We Are Not the Green Party, We Are Not the People’s Party

A dirty break is a demand based on idealism, not materialism. Continuing to insist on a dirty break puts us more in line with the failing strategies of the People’s Party and the Green Party than with workers. Both the People’s Party and the Green Party are doomed to fail because the idea that workers need another party ignores all the conditions I have already pointed out. These movements and the dirty break strategy are more concerned with telling workers that they need a party instead of listening to workers and organizing around their demands.

The demands of workers are already in line with our values as democratic socialists. The majority already supports a great deal of the democratic socialist platform, especially things like Medicare for All. Plus, even people who were hesitant to vote for Bernie admit they like what he has to say. But the more you talk to workers the more you realize how inconsequential insider party conflict is.

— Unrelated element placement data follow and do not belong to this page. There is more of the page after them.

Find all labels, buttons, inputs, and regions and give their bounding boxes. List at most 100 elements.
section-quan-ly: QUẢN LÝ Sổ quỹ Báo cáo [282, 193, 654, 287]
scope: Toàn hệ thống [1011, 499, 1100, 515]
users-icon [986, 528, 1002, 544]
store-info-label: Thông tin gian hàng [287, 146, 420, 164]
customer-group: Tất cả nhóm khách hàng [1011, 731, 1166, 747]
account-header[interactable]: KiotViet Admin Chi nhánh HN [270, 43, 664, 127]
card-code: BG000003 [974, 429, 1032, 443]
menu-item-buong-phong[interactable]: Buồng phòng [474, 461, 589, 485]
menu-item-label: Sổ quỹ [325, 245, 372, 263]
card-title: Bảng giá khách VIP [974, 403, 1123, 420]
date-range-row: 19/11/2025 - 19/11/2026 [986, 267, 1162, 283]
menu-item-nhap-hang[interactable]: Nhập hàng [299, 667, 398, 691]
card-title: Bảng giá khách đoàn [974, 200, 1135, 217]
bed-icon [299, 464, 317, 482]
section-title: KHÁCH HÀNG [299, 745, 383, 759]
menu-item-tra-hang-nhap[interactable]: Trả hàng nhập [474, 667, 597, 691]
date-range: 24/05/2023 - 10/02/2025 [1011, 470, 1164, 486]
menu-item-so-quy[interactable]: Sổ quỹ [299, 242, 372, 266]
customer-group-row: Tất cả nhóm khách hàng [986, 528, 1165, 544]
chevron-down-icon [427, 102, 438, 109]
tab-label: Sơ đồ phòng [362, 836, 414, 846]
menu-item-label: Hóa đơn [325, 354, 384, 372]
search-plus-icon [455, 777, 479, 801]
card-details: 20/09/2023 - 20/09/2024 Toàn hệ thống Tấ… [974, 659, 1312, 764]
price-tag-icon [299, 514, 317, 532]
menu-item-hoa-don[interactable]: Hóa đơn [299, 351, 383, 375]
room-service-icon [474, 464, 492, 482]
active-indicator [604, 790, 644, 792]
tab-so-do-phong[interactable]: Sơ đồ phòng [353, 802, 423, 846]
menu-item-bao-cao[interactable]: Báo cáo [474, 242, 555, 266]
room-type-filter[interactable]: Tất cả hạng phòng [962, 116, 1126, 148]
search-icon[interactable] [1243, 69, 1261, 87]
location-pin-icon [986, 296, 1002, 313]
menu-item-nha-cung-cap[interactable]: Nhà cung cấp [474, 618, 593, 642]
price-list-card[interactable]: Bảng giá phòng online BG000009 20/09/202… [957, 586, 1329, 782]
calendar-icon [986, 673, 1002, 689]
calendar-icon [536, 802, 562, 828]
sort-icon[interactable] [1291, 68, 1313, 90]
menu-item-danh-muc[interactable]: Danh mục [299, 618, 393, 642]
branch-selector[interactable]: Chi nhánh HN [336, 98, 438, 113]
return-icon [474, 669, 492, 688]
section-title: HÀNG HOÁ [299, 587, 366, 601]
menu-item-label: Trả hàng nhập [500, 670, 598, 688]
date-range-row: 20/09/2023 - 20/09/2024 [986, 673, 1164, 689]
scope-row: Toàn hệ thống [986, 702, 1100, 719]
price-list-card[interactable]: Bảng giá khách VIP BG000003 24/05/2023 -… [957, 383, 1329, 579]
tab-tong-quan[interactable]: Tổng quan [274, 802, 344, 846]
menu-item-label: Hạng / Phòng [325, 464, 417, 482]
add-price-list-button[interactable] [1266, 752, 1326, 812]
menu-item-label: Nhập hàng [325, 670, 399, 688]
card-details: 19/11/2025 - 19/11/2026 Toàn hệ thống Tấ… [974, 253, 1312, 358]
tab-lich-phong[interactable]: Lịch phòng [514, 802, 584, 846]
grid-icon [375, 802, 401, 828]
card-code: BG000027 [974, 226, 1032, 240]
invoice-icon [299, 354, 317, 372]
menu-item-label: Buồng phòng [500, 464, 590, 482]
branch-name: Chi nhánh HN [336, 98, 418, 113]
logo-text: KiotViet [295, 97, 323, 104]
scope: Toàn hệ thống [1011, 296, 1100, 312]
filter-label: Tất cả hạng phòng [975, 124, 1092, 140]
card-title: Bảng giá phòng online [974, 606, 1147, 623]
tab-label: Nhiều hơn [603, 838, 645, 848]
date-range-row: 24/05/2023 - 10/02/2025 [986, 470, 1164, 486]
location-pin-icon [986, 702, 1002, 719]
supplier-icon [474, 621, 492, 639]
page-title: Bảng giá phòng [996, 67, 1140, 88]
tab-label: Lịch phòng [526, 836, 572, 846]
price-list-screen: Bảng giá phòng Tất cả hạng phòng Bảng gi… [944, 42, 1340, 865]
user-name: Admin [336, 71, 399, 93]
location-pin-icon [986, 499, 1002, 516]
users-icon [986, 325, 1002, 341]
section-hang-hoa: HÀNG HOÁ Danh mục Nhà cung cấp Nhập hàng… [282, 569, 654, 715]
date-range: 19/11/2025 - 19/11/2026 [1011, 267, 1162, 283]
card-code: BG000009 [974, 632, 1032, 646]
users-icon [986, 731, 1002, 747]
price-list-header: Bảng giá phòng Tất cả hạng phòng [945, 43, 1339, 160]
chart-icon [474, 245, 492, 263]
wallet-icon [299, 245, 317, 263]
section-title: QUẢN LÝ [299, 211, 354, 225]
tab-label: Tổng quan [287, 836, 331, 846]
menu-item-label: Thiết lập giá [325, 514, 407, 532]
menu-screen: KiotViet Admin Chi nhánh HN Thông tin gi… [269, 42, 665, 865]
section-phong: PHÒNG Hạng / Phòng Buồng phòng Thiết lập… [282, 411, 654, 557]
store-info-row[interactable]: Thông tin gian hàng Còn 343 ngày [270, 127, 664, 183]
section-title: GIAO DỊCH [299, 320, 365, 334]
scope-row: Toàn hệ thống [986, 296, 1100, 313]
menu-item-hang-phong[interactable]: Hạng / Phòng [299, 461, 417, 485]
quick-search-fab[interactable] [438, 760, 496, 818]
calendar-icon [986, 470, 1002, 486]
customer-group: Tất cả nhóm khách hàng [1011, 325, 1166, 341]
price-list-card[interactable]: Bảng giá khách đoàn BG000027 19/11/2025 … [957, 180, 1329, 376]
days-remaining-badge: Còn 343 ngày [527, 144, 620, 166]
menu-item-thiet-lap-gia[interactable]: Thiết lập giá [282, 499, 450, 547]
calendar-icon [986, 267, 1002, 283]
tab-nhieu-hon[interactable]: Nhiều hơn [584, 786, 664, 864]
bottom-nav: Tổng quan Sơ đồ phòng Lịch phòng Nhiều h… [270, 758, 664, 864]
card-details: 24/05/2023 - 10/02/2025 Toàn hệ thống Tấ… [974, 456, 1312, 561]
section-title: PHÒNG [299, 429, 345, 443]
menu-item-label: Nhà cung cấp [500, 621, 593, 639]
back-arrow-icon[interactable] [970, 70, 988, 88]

Most workers vote and get into politics around their immediate material needs. We vote for the person who we think will give us healthcare, who will protect our job, and who will make sure we still have a home. The only factors that should matter to a socialist are the material. Our ideas should come through in our work itself, and building yet another party is not the work that speaks to the working class. DSA shouldn’t be telling workers they need a new party, we should be listening to their already vocalized demands.

The dirty break debate will probably continue well into the foreseeable future, especially as the organization continues to grow.  As we grow, there are better ways to make DSA a self-sustaining body than symbolically breaking with the Democrats. We can use our resources to develop community leaders and win local races. We can foster a presence on political issues that garners us national attention. We can elevate our members’ organizing in their workplaces. We can build infrastructure to both support our elected comrades and hold them accountable. These steps do more to build our practical independence from the Democratic establishment than our choices about ballot lines will.

We should not get so caught up in the debate over ballot lines and “workers’ parties” that we forsake the immediate demands working people are already making. We organize for solidarity, not saviorism. We are socialists because of materialism, not idealism. We are not in politics to flex our ideology, we are in this to win power for the workers.